Not a Drop to Drink (Not a Drop to Drink #1)

Stebbs shifted uncomfortably in his chair. “Well, here’s the part I’m not so proud of, kiddo. Your dad, he said good-bye to your mom, even though her belly was as big as the world with you inside, and he took a bunch of the men up north to the lake, armed to the teeth. Not a one of ’em came back. Not long after I got set up, your mom came walking across that field, gun in one hand, your tiny body in the crook of the other elbow. She said she didn’t much see the point in me living in a shack when she had a whole house to offer, and two guns was better than one anyway.

“I could tell she had thought a lot about what she was going to say ahead of time, and made it all come out right so that it sounded like it would be the best thing for both of us, and not like she was asking for my help. I took one look at you, with your eyes so big they filled up most of your face, and your little bare feet so small it looked like they’d fall right through a crack in the ground and I told her I didn’t need no more work than I already had, and that responsibility for one was all I had left in me. Your mom, she walked away without asking twice, and I didn’t talk to her again until I stuck my foot in a trap.”

Stebbs swirled the now-cold coffee in his cup and threw the dregs in the fire, where they sputtered into steam. “I turned my back on her same as her family had done, and the same as your daddy did once there was work involved along with the play. Your mother raised you right, but she raised you hard, and I can’t help but think if I’d been around maybe you’d have some softer edges. Maybe you could’ve actually had a life, and not just survived if I’d been here. But here you are, and it seems you don’t need any help.”

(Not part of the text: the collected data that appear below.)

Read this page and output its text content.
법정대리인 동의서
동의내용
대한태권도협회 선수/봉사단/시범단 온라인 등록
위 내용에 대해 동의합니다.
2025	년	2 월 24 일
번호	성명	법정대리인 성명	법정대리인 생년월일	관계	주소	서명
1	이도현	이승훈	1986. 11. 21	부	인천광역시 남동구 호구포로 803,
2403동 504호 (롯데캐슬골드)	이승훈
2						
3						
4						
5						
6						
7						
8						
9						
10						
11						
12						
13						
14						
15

Lynn snapped the stock back onto her rife. “Nope, I don’t.”

“So that’s why I give it elsewhere, I guess. Making amends.”

“I remember you being here, after your foot,” Lynn said. “I think I might’ve liked it, if you’d stayed.”

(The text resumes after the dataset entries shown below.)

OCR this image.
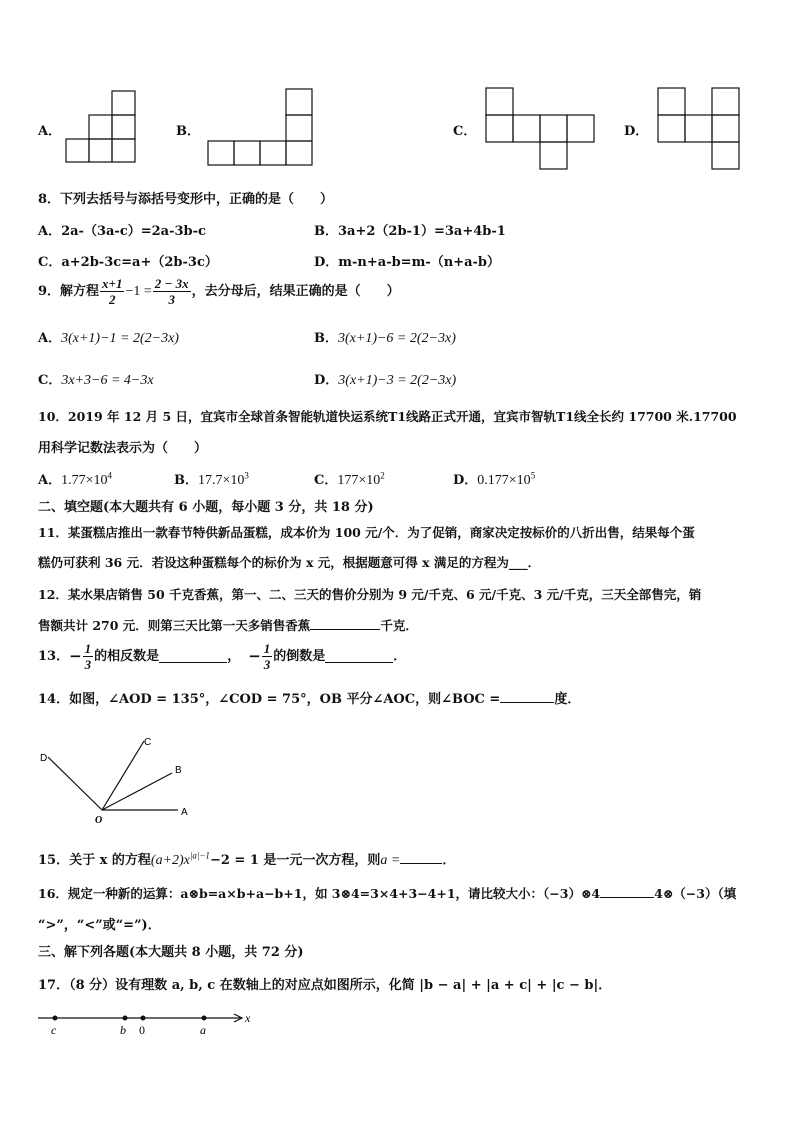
A．	B．	C．	D．
8．下列去括号与添括号变形中，正确的是（　　）
A．2a-（3a-c）=2a-3b-c	B．3a+2（2b-1）=3a+4b-1
C．a+2b-3c=a+（2b-3c）	D．m-n+a-b=m-（n+a-b）
9．解方程 $\frac{x+1}{2} -1 = \frac{2 - 3x}{3}$ ，去分母后，结果正确的是（　　）
A．3(x+1)−1 = 2(2−3x)	B．3(x+1)−6 = 2(2−3x)
C．3x+3−6 = 4−3x	D．3(x+1)−3 = 2(2−3x)
10．2019 年 12 月 5 日，宜宾市全球首条智能轨道快运系统T1线路正式开通，宜宾市智轨T1线全长约 17700 米.17700
用科学记数法表示为（　　）
A．$1.77\times 10^4$	B．$17.7\times 10^3$	C．$177\times 10^2$	D．$0.177\times 10^5$
二、填空题(本大题共有 6 小题，每小题 3 分，共 18 分)
11．某蛋糕店推出一款春节特供新品蛋糕，成本价为 100 元/个．为了促销，商家决定按标价的八折出售，结果每个蛋
糕仍可获利 36 元．若设这种蛋糕每个的标价为 x 元，根据题意可得 x 满足的方程为___．
12．某水果店销售 50 千克香蕉，第一、二、三天的售价分别为 9 元/千克、6 元/千克、3 元/千克，三天全部售完，销
售额共计 270 元．则第三天比第一天多销售香蕉	千克．
13．− $\frac{1}{3}$ 的相反数是	， − $\frac{1}{3}$ 的倒数是	．
14．如图，∠AOD = 135°，∠COD = 75°，OB 平分∠AOC，则∠BOC =	度．
D
C
B
A
O
15．关于 x 的方程$(a+2)x^{|a|-1}-2 = 1$ 是一元一次方程，则a =	．
16．规定一种新的运算：a⊗b=a×b+a−b+1，如 3⊗4=3×4+3−4+1，请比较大小：（−3）⊗4	4⊗（−3）（填
“>”，“<”或“=”)．
三、解下列各题(本大题共 8 小题，共 72 分)
17．（8 分）设有理数 a, b, c 在数轴上的对应点如图所示，化简 |b − a| + |a + c| + |c − b|．
c	b 0	a
x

“I think I might’ve liked that too,” Stebbs said quietly. “I tried, Lynn. I promise you I tried after I got hurt. I wanted that woman to see sense so bad . . .” He trailed off, lost in memories made in the very room he was sitting in.

“So why not?” Lynn asked, her voice small. “Why couldn’t it happen?”

“She wouldn’t have me. It’d taken more out of her than I could’ve known to ask the first time, and when I shot her down I think it killed everything that was left in her but pride in herself and love for you. She wasn’t always a hard woman, you know. It’s what she became. You told me once not to speak of her unless you asked—”

“And I’m asking,” Lynn said.

“So I guess I’ll go ahead and tell you—don’t be making the same mistakes she did. Or hell, the ones I did either. Don’t be afraid to care for that little one, and don’t be too proud to let that boy know what you feel. Otherwise you might end up with neither of ’em.”

Lynn propped her rifle in the corner and tossed her own coffee onto the coals. “Seeing how it’s pretty late now, you might as well stay here, I guess.”

“That’s all you got to say after that?”

Lynn gave her rifle a last rubdown with a cloth, hands moving slowly while she thought out her sentence. “I don’t know that there’s anything to say. I can’t change it if some of Father’s wrongness found its way into me, and I can’t change the way Mother raised me.”

“I’m not asking you to. I’m asking you to be more than they were. Be strong, and be good. Be loved, and be thankful for it. No regrets.”

Lynn sat quietly for a moment, watching the firelight flicker on her oiled rifle barrel.

“‘It’s not for sins committed

My heart is full of rue,

but gentle acts omitted,

Kind deeds I did not do.’”

Stebbs watched her carefully. “That’s not you talking, I take it?”

“No, that’s Robert Service. Mother always said the winters are long, but poetry anthologies are longer.”

Stebbs shot a glance at the bookshelf, where some of the spines were thicker than his hand. “Ain’t that the truth. Your mother had something else she said—‘It is what it is.’”

A smile spread across Lynn’s face at the words, dissipating the sadness. “That’s familiar, all right.”

“You know well enough what it means, then?”

“Mother always said it when something happened that couldn’t be undone, like when I lost that bucket in the pond, or broke a canning jar. Means you can’t change it.”

“Like the past. You can’t change the things you’ve done. It’s now and the here on out you’ve got control of.”

Lynn stood up, cracking her back. “All this talking is wearing me out, old man. You gonna stay or not?”

Stebbs got up and stretched as well. “I’ll stay, and thank you.”